Mr Hanna said he felt comfortable and safe in Australia.
‘‘Australia is a fantastic country. I’m grateful to be here. There’s rule of law, which we didn’t have in Syria,” he said.
‘‘My neighbours have made me feel very welcome. Australians are very nice people.’’
The couple are planning to establish an upholstery business and are improving their English with the help of migrant settlement service AMES Australia.
Their daughter is working as a barista and their son is studying hairdressing.
Mr Hanna said terrorism had destroyed his country and that he couldn’t see a time when he could go back.
‘‘It was once a good place, a beautiful country and we had good lives,’’ he said.
‘‘That’s all been destroyed,’’ Mr Hanna said.

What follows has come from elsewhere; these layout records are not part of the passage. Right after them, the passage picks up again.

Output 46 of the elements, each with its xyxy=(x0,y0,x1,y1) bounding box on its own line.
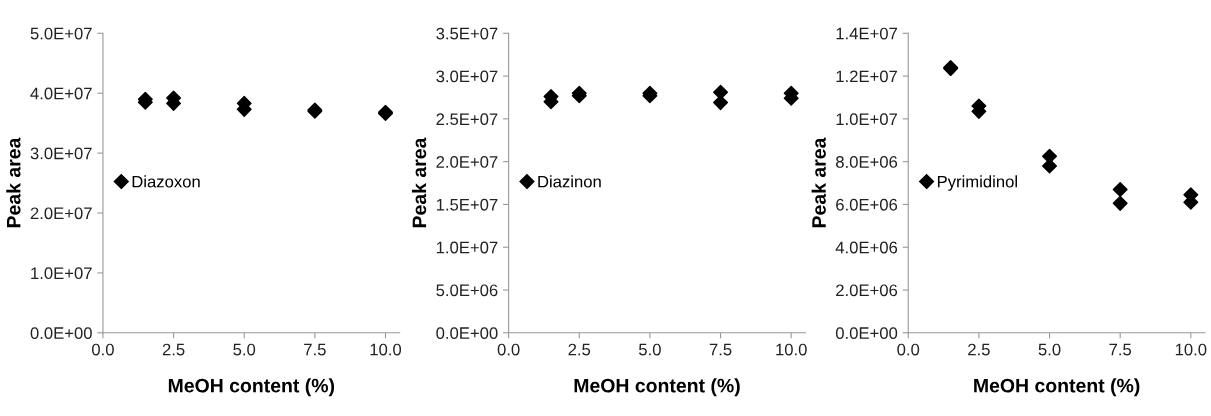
x-axis-title: MeOH content (%) xyxy=(168,378,335,397)
x-tick-label: 0.0 xyxy=(897,343,920,356)
y-axis-title: Peak area xyxy=(411,137,427,228)
y-tick-label: 2.5E+07 xyxy=(436,113,498,126)
y-tick-label: 5.0E+06 xyxy=(436,284,498,297)
y-axis-title: Peak area xyxy=(811,137,826,228)
x-tick-label: 10.0 xyxy=(776,343,807,356)
x-tick-label: 5.0 xyxy=(638,343,661,356)
y-tick-label: 1.0E+07 xyxy=(836,113,897,126)
y-tick-label: 3.0E+07 xyxy=(30,147,92,160)
y-tick-label: 2.0E+06 xyxy=(836,284,898,297)
y-tick-label: 4.0E+06 xyxy=(835,241,898,254)
y-tick-label: 1.0E+07 xyxy=(436,241,498,254)
y-tick-label: 0.0E+00 xyxy=(835,327,898,339)
x-axis-title: MeOH content (%) xyxy=(574,378,740,397)
y-tick-label: 1.4E+07 xyxy=(836,27,897,40)
x-tick-label: 2.5 xyxy=(968,343,990,356)
x-axis-title: MeOH content (%) xyxy=(974,378,1140,397)
y-tick-label: 0.0E+00 xyxy=(30,327,92,339)
y-tick-label: 6.0E+06 xyxy=(836,198,898,211)
y-axis-title: Peak area xyxy=(6,137,21,228)
x-tick-label: 10.0 xyxy=(1175,343,1207,356)
x-tick-label: 2.5 xyxy=(162,343,185,356)
x-tick-label: 7.5 xyxy=(304,343,326,356)
legend-label: Diazinon xyxy=(538,175,601,188)
y-tick-label: 2.0E+07 xyxy=(30,207,92,220)
y-tick-label: 3.0E+07 xyxy=(436,70,498,83)
x-tick-label: 5.0 xyxy=(233,343,256,356)
y-tick-label: 8.0E+06 xyxy=(836,156,898,168)
x-tick-label: 5.0 xyxy=(1038,343,1061,356)
legend-label: Diazoxon xyxy=(132,175,200,188)
x-tick-label: 7.5 xyxy=(1109,343,1132,356)
y-tick-label: 1.2E+07 xyxy=(836,70,897,83)
y-tick-label: 1.5E+07 xyxy=(436,198,498,211)
y-tick-label: 3.5E+07 xyxy=(436,27,498,40)
x-tick-label: 0.0 xyxy=(92,343,114,356)
y-tick-label: 2.0E+07 xyxy=(436,156,498,168)
y-tick-label: 5.0E+07 xyxy=(30,27,92,40)
legend-label: Pyrimidinol xyxy=(937,175,1017,191)
x-tick-label: 10.0 xyxy=(370,343,402,356)
x-tick-label: 0.0 xyxy=(497,343,520,356)
x-tick-label: 7.5 xyxy=(709,343,732,356)
y-tick-label: 4.0E+07 xyxy=(30,87,92,100)
x-tick-label: 2.5 xyxy=(568,343,591,356)
y-tick-label: 0.0E+00 xyxy=(436,327,498,339)
y-tick-label: 1.0E+07 xyxy=(31,267,92,280)
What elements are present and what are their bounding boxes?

Australia has agreed to accept and extra 12,000 refugees from the Syrian conflict on to the regular annual intake of 13,750.
This intake will increase from the current figures to 16,250 next financial year, and 17,750 the year after that.
The Syria crisis involves a civil war between President Bashar al-Assad’s forces and opposition rebels, enjoined from Iraq by the self-declared Islamic State.
The multisided armed conflict with international interventions began in 2011 within the context of Arab Spring nationwide protests against President Bashar al-Assad’s government, whose forces responded with violent crackdowns.
The conflict morphed into an armed rebellion, now having killed around 300,000 people, left 7.6 million internally displaced, four million refugees and 12.2 million in need of humanitarian assistance.